Die Morbi-RSA-Reform und das GKV-FKG: Warum Zuschläge für EMG abgeschafft werden müssen

Hintergrund: Im GKV-FKG ist die Streichung des Zuschlagskriteriums „EMG“ vorgesehen. Aktuell wird über diesen Passus des Gesetzes intensiv diskutiert. (27.01.2020)

Die SBK plädiert für die Streichung. Das gewichtigste Argument: Wir sind für die Gleichbehandlung aller Versicherten.

EMG steht für Erwerbsminderungsgruppe. Dahinter stehen Erwerbsminderungsrentner, das heißt Menschen, die aus gesundheitlichen Gründen bereits vor dem regulären Renteneintrittsalter nicht mehr oder nur noch zeitweise arbeiten können. Sie erhalten eine Erwerbsminderungsrente, die ihr Gehalt ersetzt oder ergänzt.

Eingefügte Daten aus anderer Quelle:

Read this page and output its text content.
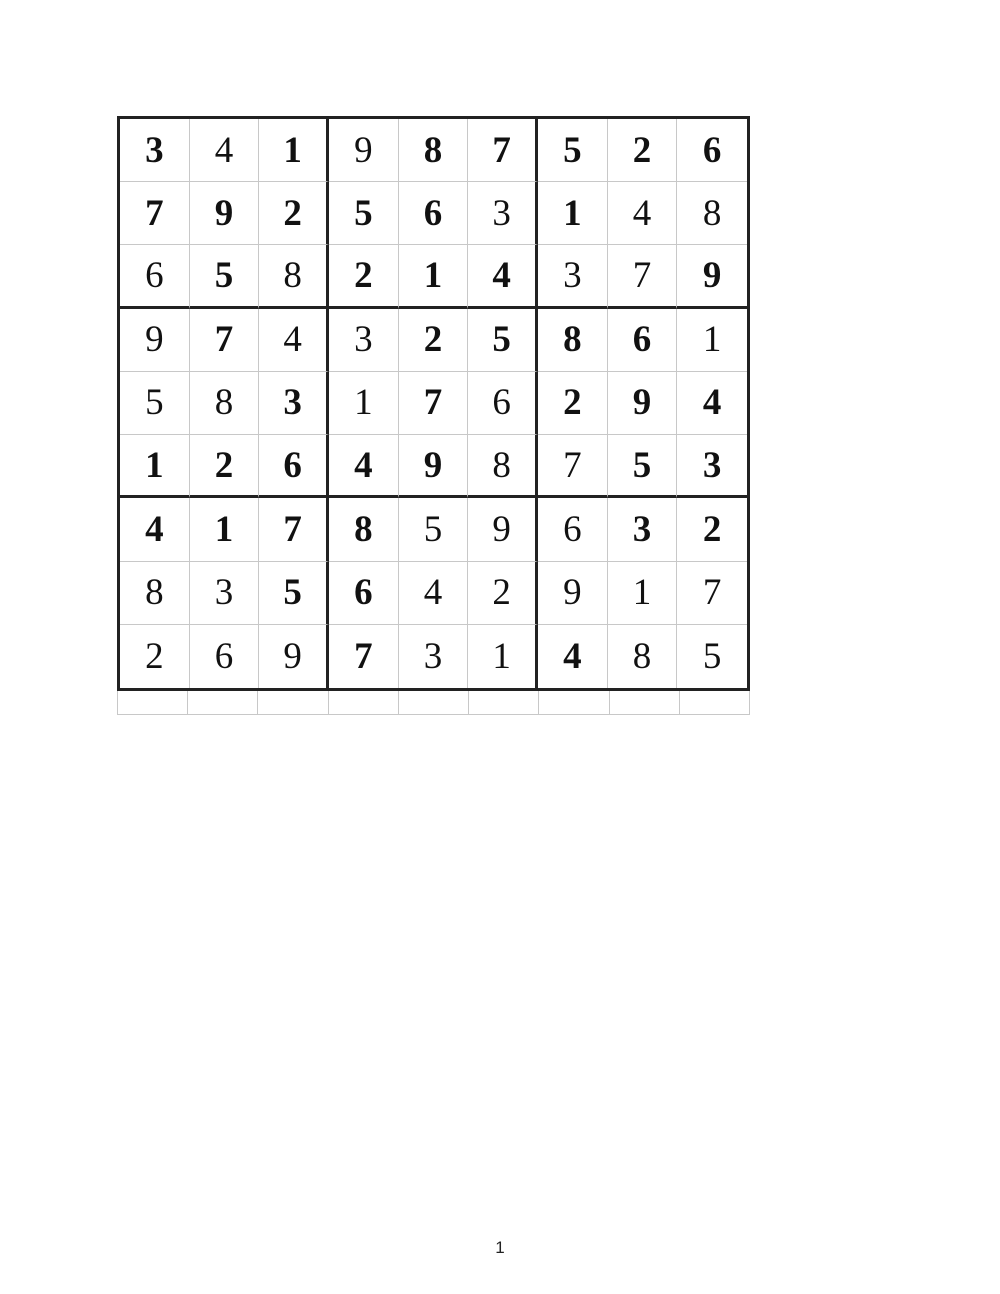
3	4	1	9	8	7	5	2	6
7	9	2	5	6	3	1	4	8
6	5	8	2	1	4	3	7	9
9	7	4	3	2	5	8	6	1
5	8	3	1	7	6	2	9	4
1	2	6	4	9	8	7	5	3
4	1	7	8	5	9	6	3	2
8	3	5	6	4	2	9	1	7
2	6	9	7	3	1	4	8	5
1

Der Ursprung liegt im Alt-RSA von 2002

Bisher bekommen Krankenkassen für jeden Erwerbsminderungsrentner einen Zuschlag aus dem Gesundheitsfonds. Diese Regelung stammt noch aus dem alten Risikostrukturausgleich (RSA), der von 2002 bis 2009 galt. Damals gab es noch keine Morbiditätskomponente im Finanzausgleich der Krankenkassen, das heißt der Ausgleich von Krankheitskosten anhand von Diagnosen existierte noch nicht. Daher wurden Hilfskonstrukte (sogenannte Surrogate) genutzt, um die Zuweisungshöhe für die jeweilige Kasse zu berechnen. Dazu gehörte der Erwerbsminderungsstatus des Versicherten – denn dieser lässt ja Rückschlüsse darauf zu, ob ein Versicherter krank ist und für seine Versorgung Kosten entstehen.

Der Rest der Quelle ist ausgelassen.